At a minimum, every page on your site should have:

  • A unique, descriptive page title (the thing that shows in the browser tab)
  • A meta description that tells Google what the page is about
  • One clear H1 heading per page
  • Alt text on every image (for accessibility and SEO)
  • A sitemap.xml submitted to Google Search Console
  • A Google Business Profile linked to your site if you're a local business

If you've never touched any of these, Google has a hard time figuring out what you do and who you serve — which means it won't show you in search results. No rankings, no traffic, no leads.

So, how do you fix it?

You don't need a full rebuild. Start with the highest-impact fix first:

  1. Run a speed test.
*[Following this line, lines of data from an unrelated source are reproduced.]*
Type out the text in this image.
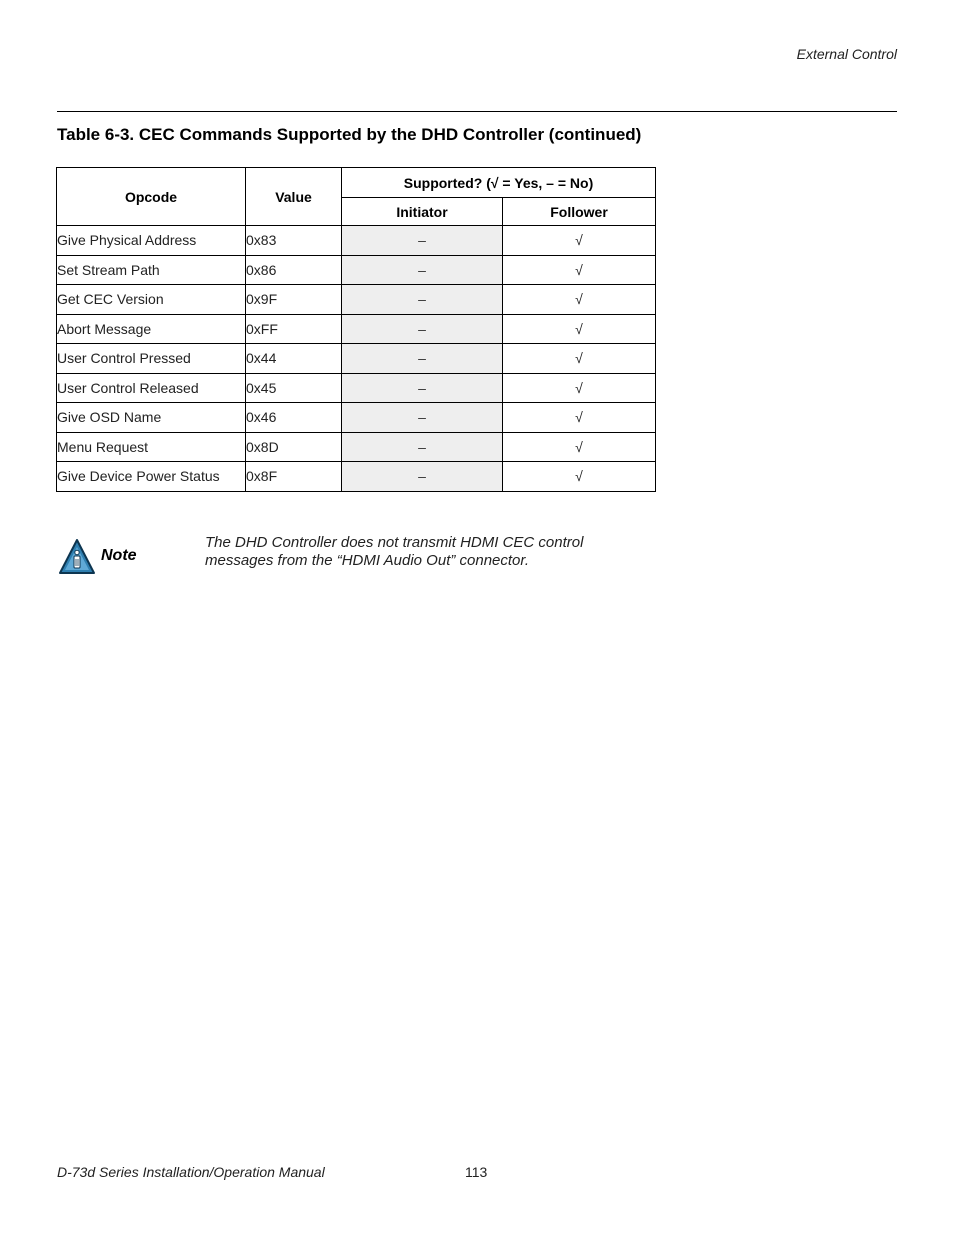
External Control
Table 6-3. CEC Commands Supported by the DHD Controller (continued)
Opcode	Value	Supported? (√ = Yes, – = No)	
		Initiator	Follower
Give Physical Address	0x83	–	√
Set Stream Path	0x86	–	√
Get CEC Version	0x9F	–	√
Abort Message	0xFF	–	√
User Control Pressed	0x44	–	√
User Control Released	0x45	–	√
Give OSD Name	0x46	–	√
Menu Request	0x8D	–	√
Give Device Power Status	0x8F	–	√
Note
The DHD Controller does not transmit HDMI CEC control messages from the “HDMI Audio Out” connector.
D-73d Series Installation/Operation Manual	113
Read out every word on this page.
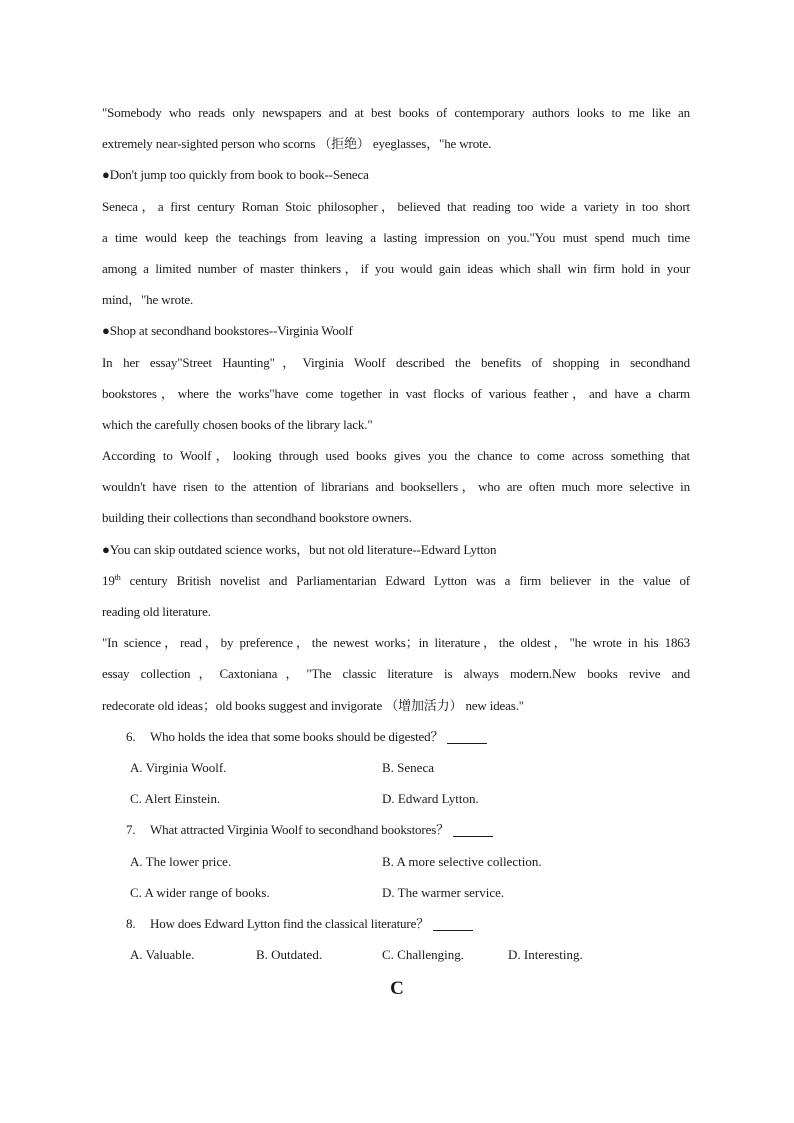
"Somebody who reads only newspapers and at best books of contemporary authors looks to me like an
extremely near-sighted person who scorns （拒绝） eyeglasses，"he wrote.
●Don't jump too quickly from book to book--Seneca
Seneca，a first century Roman Stoic philosopher，believed that reading too wide a variety in too short
a time would keep the teachings from leaving a lasting impression on you."You must spend much time
among a limited number of master thinkers，if you would gain ideas which shall win firm hold in your
mind，"he wrote.
●Shop at secondhand bookstores--Virginia Woolf
In her essay"Street Haunting"，Virginia Woolf described the benefits of shopping in secondhand
bookstores，where the works"have come together in vast flocks of various feather，and have a charm
which the carefully chosen books of the library lack."
According to Woolf，looking through used books gives you the chance to come across something that
wouldn't have risen to the attention of librarians and booksellers，who are often much more selective in
building their collections than secondhand bookstore owners.
●You can skip outdated science works，but not old literature--Edward Lytton
19th century British novelist and Parliamentarian Edward Lytton was a firm believer in the value of
reading old literature.
"In science，read，by preference，the newest works；in literature，the oldest，"he wrote in his 1863
essay collection，Caxtoniana，"The classic literature is always modern.New books revive and
redecorate old ideas；old books suggest and invigorate （增加活力） new ideas."
6. Who holds the idea that some books should be digested？
A. Virginia Woolf.	B. Seneca
C. Alert Einstein.	D. Edward Lytton.
7. What attracted Virginia Woolf to secondhand bookstores？
A. The lower price.	B. A more selective collection.
C. A wider range of books.	D. The warmer service.
8. How does Edward Lytton find the classical literature？
A. Valuable.	B. Outdated.	C. Challenging.	D. Interesting.
C
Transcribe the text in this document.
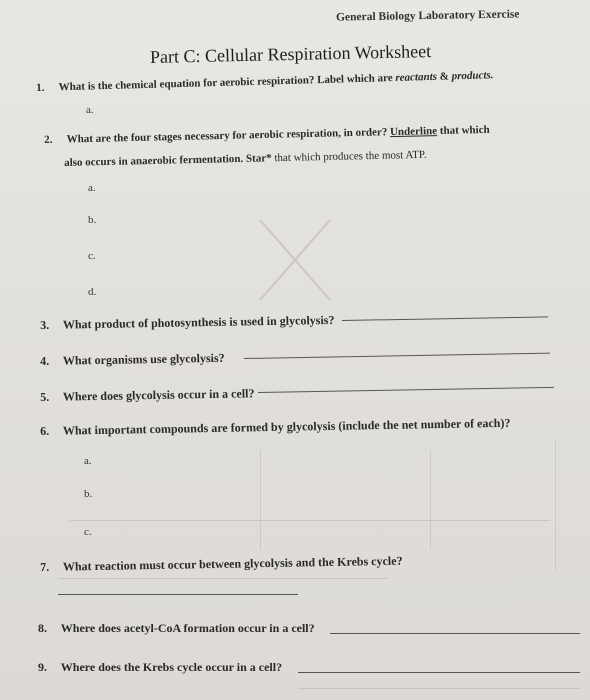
General Biology Laboratory Exercise
Part C: Cellular Respiration Worksheet
1. What is the chemical equation for aerobic respiration? Label which are reactants & products.
a.
2. What are the four stages necessary for aerobic respiration, in order? Underline that which
also occurs in anaerobic fermentation. Star* that which produces the most ATP.
a.
b.
c.
d.
3. What product of photosynthesis is used in glycolysis?
4. What organisms use glycolysis?
5. Where does glycolysis occur in a cell?
6. What important compounds are formed by glycolysis (include the net number of each)?
a.
b.
c.
7. What reaction must occur between glycolysis and the Krebs cycle?
8. Where does acetyl-CoA formation occur in a cell?
9. Where does the Krebs cycle occur in a cell?
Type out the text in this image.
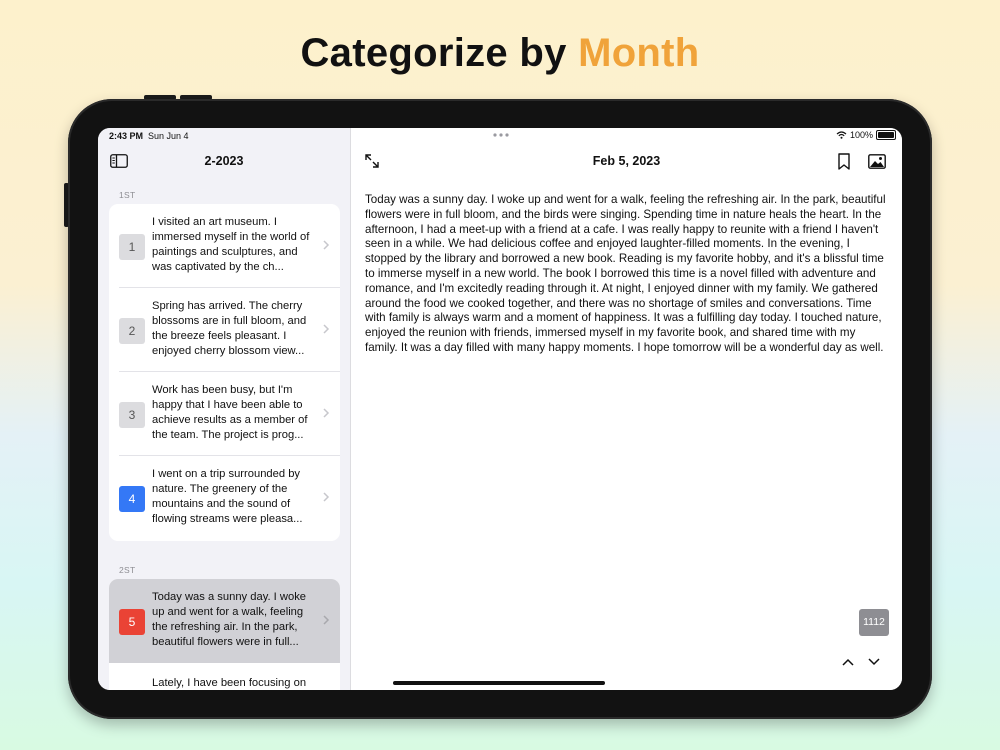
Categorize by Month
2:43 PM Sun Jun 4
2-2023
1ST
1
I visited an art museum. I immersed myself in the world of paintings and sculptures, and was captivated by the ch...
2
Spring has arrived. The cherry blossoms are in full bloom, and the breeze feels pleasant. I enjoyed cherry blossom view...
3
Work has been busy, but I'm happy that I have been able to achieve results as a member of the team. The project is prog...
4
I went on a trip surrounded by nature. The greenery of the mountains and the sound of flowing streams were pleasa...
2ST
5
Today was a sunny day. I woke up and went for a walk, feeling the refreshing air. In the park, beautiful flowers were in full...
Lately, I have been focusing on
100%
Feb 5, 2023
Today was a sunny day. I woke up and went for a walk, feeling the refreshing air. In the park, beautiful flowers were in full bloom, and the birds were singing. Spending time in nature heals the heart. In the afternoon, I had a meet-up with a friend at a cafe. I was really happy to reunite with a friend I haven't seen in a while. We had delicious coffee and enjoyed laughter-filled moments. In the evening, I stopped by the library and borrowed a new book. Reading is my favorite hobby, and it's a blissful time to immerse myself in a new world. The book I borrowed this time is a novel filled with adventure and romance, and I'm excitedly reading through it. At night, I enjoyed dinner with my family. We gathered around the food we cooked together, and there was no shortage of smiles and conversations. Time with family is always warm and a moment of happiness. It was a fulfilling day today. I touched nature, enjoyed the reunion with friends, immersed myself in my favorite book, and shared time with my family. It was a day filled with many happy moments. I hope tomorrow will be a wonderful day as well.
1112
If you're below 70 on mobile, compress your images and consider switching to a custom-built site or better hosting.
  2. Rewrite your hero. Say what you do, who it's for, and what to do next — in plain English.
  3. Add one obvious call to action at the top, middle, and bottom of your homepage.
  4. Fix the mobile experience — test every page on your phone.
  5. Add real trust signals — testimonials, photos, your face, your phone number.
  6. Handle the SEO basics — titles, descriptions, alt text, sitemap, Google Business Profile.

In most cases, fixing these six things turns a dead website into one that brings in real leads within a month or two. You don't need a bigger marketing budget. You need a site that actually does its job.

If you've read this far and realized your site has four or five of these problems — that's actually good news. It means you have a lot of easy wins ahead of you. Start with one, fix it properly, and move on to the next. Small changes stack fast.